Imagine uma garota que utiliza tortura psicológica como forma de demonstrar afeto por um colega vítima de bullying no passado. Essa frase não descreve apenas um cenário de pessoas que precisam de acompanhamento profissional, mas também é a sinopse do anime de comédia romântica Don't Toy With Me, Miss Nagatoro (Ijiranaide, Nagatoro-san no original).
Criada pelo artista Nanashi, Nagatoro é um daqueles casos de produção com uma recepção mista na internet. Enquanto um lado é composto por fãs ardorosos das traquinagens da garota de cabelos roxos, há gente que se incomoda com a abordagem de bullying ou mesmo com a forma na qual a personagem feminina é construída na história.
Minha primeira vez com Nagatoro foi em 2021, com a estreia da primeira temporada na Crunchyroll. Cada episódio do anime é composto de mini histórias - normalmente duas ou três - protagonizadas pela dupla Naoto Hachioji, o “senpai”, e a adolescente Hayase Nagatoro. A história se inicia quando a garota se encanta à primeira vista por seu veterano, e a forma que ela encontra de se aproximar dele é praticando todo tipo possível de bullying: Nagatoro o ofende, o provoca sexualmente e ameaça expor seus gostos mais escondidos.
O anime na verdade é uma adaptação da versão em quadrinhos lançada desde 2017 na Magazine Pocket (app da Kodansha, editora responsável pela Shonen Magazine), e o sucesso desta publicação rendeu a adaptação animada produzida pela Telecom Animation Film (de Tower of God).
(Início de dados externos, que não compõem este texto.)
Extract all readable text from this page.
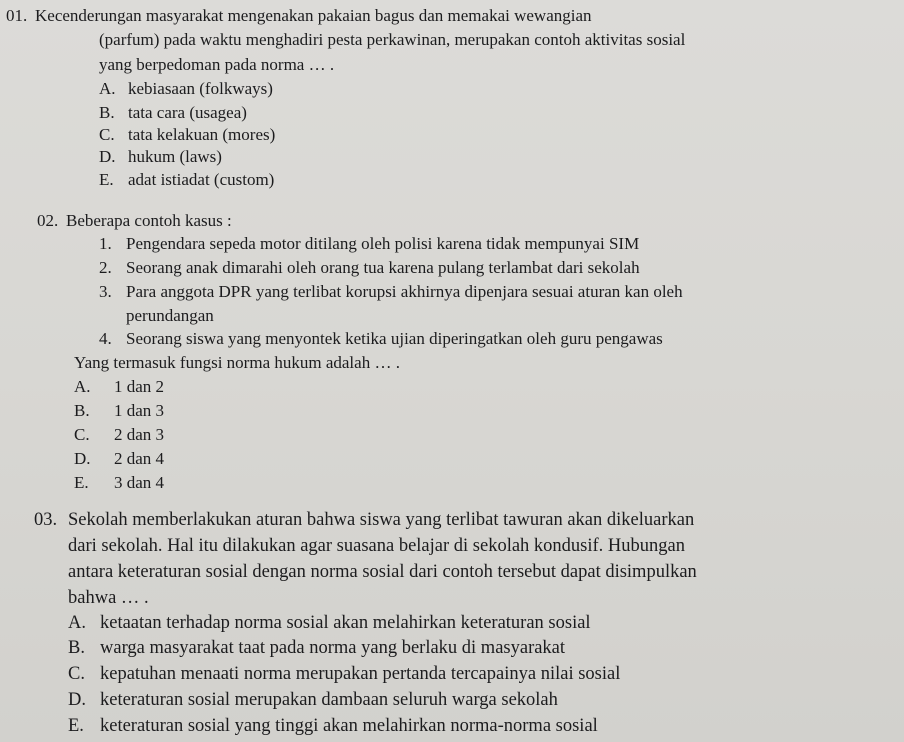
01. Kecenderungan masyarakat mengenakan pakaian bagus dan memakai wewangian
(parfum) pada waktu menghadiri pesta perkawinan, merupakan contoh aktivitas sosial
yang berpedoman pada norma … .
A. kebiasaan (folkways)
B. tata cara (usagea)
C. tata kelakuan (mores)
D. hukum (laws)
E. adat istiadat (custom)
02. Beberapa contoh kasus :
1. Pengendara sepeda motor ditilang oleh polisi karena tidak mempunyai SIM
2. Seorang anak dimarahi oleh orang tua karena pulang terlambat dari sekolah
3. Para anggota DPR yang terlibat korupsi akhirnya dipenjara sesuai aturan kan oleh
perundangan
4. Seorang siswa yang menyontek ketika ujian diperingatkan oleh guru pengawas
Yang termasuk fungsi norma hukum adalah … .
A. 1 dan 2
B. 1 dan 3
C. 2 dan 3
D. 2 dan 4
E. 3 dan 4
03. Sekolah memberlakukan aturan bahwa siswa yang terlibat tawuran akan dikeluarkan
dari sekolah. Hal itu dilakukan agar suasana belajar di sekolah kondusif. Hubungan
antara keteraturan sosial dengan norma sosial dari contoh tersebut dapat disimpulkan
bahwa … .
A. ketaatan terhadap norma sosial akan melahirkan keteraturan sosial
B. warga masyarakat taat pada norma yang berlaku di masyarakat
C. kepatuhan menaati norma merupakan pertanda tercapainya nilai sosial
D. keteraturan sosial merupakan dambaan seluruh warga sekolah
E. keteraturan sosial yang tinggi akan melahirkan norma-norma sosial
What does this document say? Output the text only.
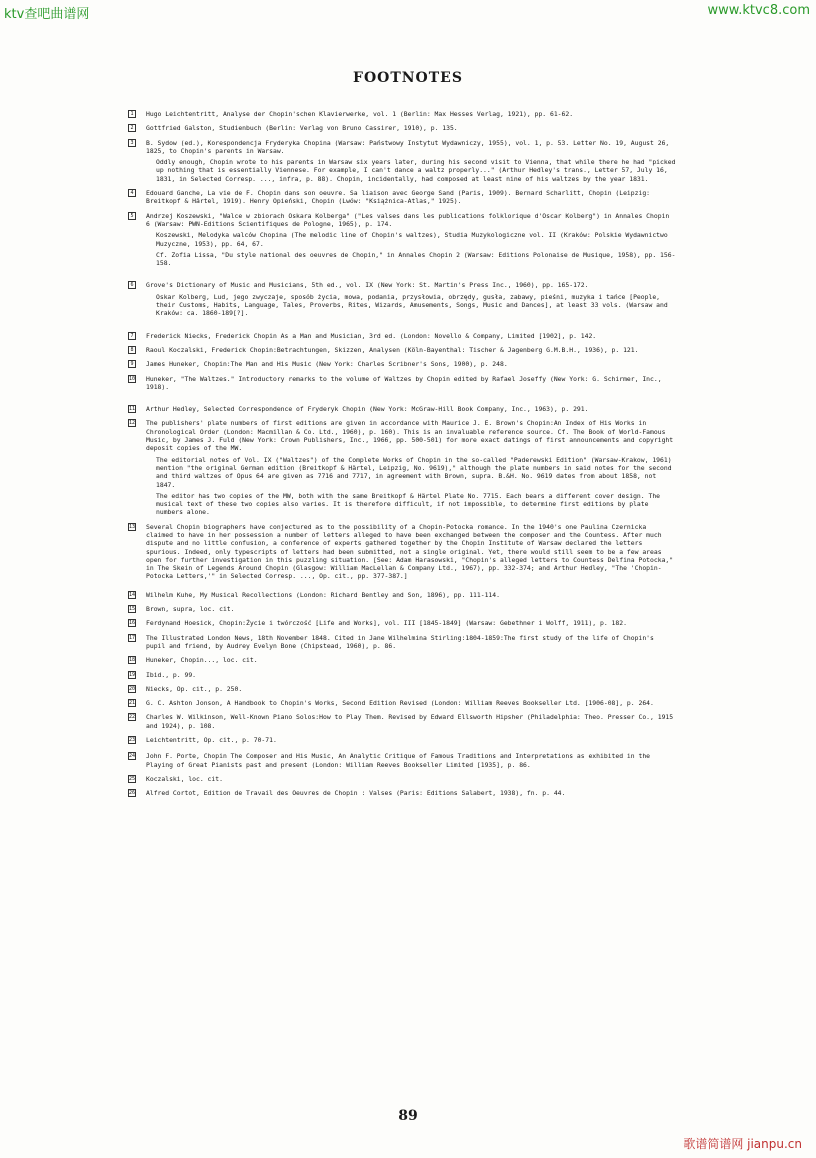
ktv查吧曲谱网	www.ktvc8.com
FOOTNOTES
1	Hugo Leichtentritt, Analyse der Chopin'schen Klavierwerke, vol. 1 (Berlin: Max Hesses Verlag, 1921), pp. 61-62.

2	Gottfried Galston, Studienbuch (Berlin: Verlag von Bruno Cassirer, 1910), p. 135.

3	B. Sydow (ed.), Korespondencja Fryderyka Chopina (Warsaw: Państwowy Instytut Wydawniczy, 1955), vol. 1, p. 53. Letter No. 19, August 26, 1825, to Chopin's parents in Warsaw.

Oddly enough, Chopin wrote to his parents in Warsaw six years later, during his second visit to Vienna, that while there he had "picked up nothing that is essentially Viennese. For example, I can't dance a waltz properly..." (Arthur Hedley's trans., Letter 57, July 16, 1831, in Selected Corresp. ..., infra, p. 88). Chopin, incidentally, had composed at least nine of his waltzes by the year 1831.

4	Edouard Ganche, La vie de F. Chopin dans son oeuvre. Sa liaison avec George Sand (Paris, 1909). Bernard Scharlitt, Chopin (Leipzig: Breitkopf & Härtel, 1919). Henry Opieński, Chopin (Lwów: "Książnica-Atlas," 1925).

5	Andrzej Koszewski, "Walce w zbiorach Oskara Kolberga" ("Les valses dans les publications folklorique d'Oscar Kolberg") in Annales Chopin 6 (Warsaw: PWN-Editions Scientifiques de Pologne, 1965), p. 174.

Koszewski, Melodyka walców Chopina (The melodic line of Chopin's waltzes), Studia Muzykologiczne vol. II (Kraków: Polskie Wydawnictwo Muzyczne, 1953), pp. 64, 67.

Cf. Zofia Lissa, "Du style national des oeuvres de Chopin," in Annales Chopin 2 (Warsaw: Editions Polonaise de Musique, 1958), pp. 156-158.

6	Grove's Dictionary of Music and Musicians, 5th ed., vol. IX (New York: St. Martin's Press Inc., 1960), pp. 165-172.

Oskar Kolberg, Lud, jego zwyczaje, sposób życia, mowa, podania, przysłowia, obrzędy, gusła, zabawy, pieśni, muzyka i tańce [People, their Customs, Habits, Language, Tales, Proverbs, Rites, Wizards, Amusements, Songs, Music and Dances], at least 33 vols. (Warsaw and Kraków: ca. 1860-189[?].

7	Frederick Niecks, Frederick Chopin As a Man and Musician, 3rd ed. (London: Novello & Company, Limited [1902], p. 142.

8	Raoul Koczalski, Frederick Chopin:Betrachtungen, Skizzen, Analysen (Köln-Bayenthal: Tischer & Jagenberg G.M.B.H., 1936), p. 121.

9	James Huneker, Chopin:The Man and His Music (New York: Charles Scribner's Sons, 1900), p. 248.

10 Huneker, "The Waltzes." Introductory remarks to the volume of Waltzes by Chopin edited by Rafael Joseffy (New York: G. Schirmer, Inc., 1918).

11 Arthur Hedley, Selected Correspondence of Fryderyk Chopin (New York: McGraw-Hill Book Company, Inc., 1963), p. 291.

12 The publishers' plate numbers of first editions are given in accordance with Maurice J. E. Brown's Chopin:An Index of His Works in Chronological Order (London: Macmillan & Co. Ltd., 1960), p. 160). This is an invaluable reference source. Cf. The Book of World-Famous Music, by James J. Fuld (New York: Crown Publishers, Inc., 1966, pp. 500-501) for more exact datings of first announcements and copyright deposit copies of the MW.

The editorial notes of Vol. IX ("Waltzes") of the Complete Works of Chopin in the so-called "Paderewski Edition" (Warsaw-Krakow, 1961) mention "the original German edition (Breitkopf & Härtel, Leipzig, No. 9619)," although the plate numbers in said notes for the second and third waltzes of Opus 64 are given as 7716 and 7717, in agreement with Brown, supra. B.&H. No. 9619 dates from about 1858, not 1847.

The editor has two copies of the MW, both with the same Breitkopf & Härtel Plate No. 7715. Each bears a different cover design. The musical text of these two copies also varies. It is therefore difficult, if not impossible, to determine first editions by plate numbers alone.

13 Several Chopin biographers have conjectured as to the possibility of a Chopin-Potocka romance. In the 1940's one Paulina Czernicka claimed to have in her possession a number of letters alleged to have been exchanged between the composer and the Countess. After much dispute and no little confusion, a conference of experts gathered together by the Chopin Institute of Warsaw declared the letters spurious. Indeed, only typescripts of letters had been submitted, not a single original. Yet, there would still seem to be a few areas open for further investigation in this puzzling situation. [See: Adam Harasowski, "Chopin's alleged letters to Countess Delfina Potocka," in The Skein of Legends Around Chopin (Glasgow: William MacLellan & Company Ltd., 1967), pp. 332-374; and Arthur Hedley, "The 'Chopin-Potocka Letters,'" in Selected Corresp. ..., Op. cit., pp. 377-387.]

14 Wilhelm Kuhe, My Musical Recollections (London: Richard Bentley and Son, 1896), pp. 111-114.

15 Brown, supra, loc. cit.

16 Ferdynand Hoesick, Chopin:Życie i twórczość [Life and Works], vol. III [1845-1849] (Warsaw: Gebethner i Wolff, 1911), p. 182.

17 The Illustrated London News, 18th November 1848. Cited in Jane Wilhelmina Stirling:1804-1859:The first study of the life of Chopin's pupil and friend, by Audrey Evelyn Bone (Chipstead, 1960), p. 86.

18 Huneker, Chopin..., loc. cit.

19 Ibid., p. 99.

20 Niecks, Op. cit., p. 250.

21 G. C. Ashton Jonson, A Handbook to Chopin's Works, Second Edition Revised (London: William Reeves Bookseller Ltd. [1906-08], p. 264.

22 Charles W. Wilkinson, Well-Known Piano Solos:How to Play Them. Revised by Edward Ellsworth Hipsher (Philadelphia: Theo. Presser Co., 1915 and 1924), p. 108.

23 Leichtentritt, Op. cit., p. 70-71.

24 John F. Porte, Chopin The Composer and His Music, An Analytic Critique of Famous Traditions and Interpretations as exhibited in the Playing of Great Pianists past and present (London: William Reeves Bookseller Limited [1935], p. 86.

25 Koczalski, loc. cit.

26 Alfred Cortot, Edition de Travail des Oeuvres de Chopin : Valses (Paris: Editions Salabert, 1938), fn. p. 44.

89
歌谱简谱网 jianpu.cn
Porém, essa não é a primeira versão de Nagatoro criada pelo autor, pois ele havia publicado antes uma “versão piloto” da história na comunidade de compartilhamento de conteúdo Pixiv. Essa outra história era levemente mais pesada que a publicada pela Kodansha, com Nagatoro tendo uma personalidade sádica cujo prazer estava em causar dor física ao seu amado veterano.
Todas as vezes que critiquei Nagatoro com base na minha péssima primeira impressão, percebi uma base de fãs disposta a defender o anime com unhas e dentes, então poderia ser sim um caso de série que vai melhorando no decorrer da história. Com o lançamento da segunda temporada de Don't Toy With Me, Miss Nagatoro, dessa vez trazendo o subtítulo 2nd Attack e agora produzida pela OLM (de Komi Can’t Communicate), achei que seria uma boa oportunidade para dar uma outra chance ao anime. Minha opinião sobre a série realmente melhorou… mas não tanto.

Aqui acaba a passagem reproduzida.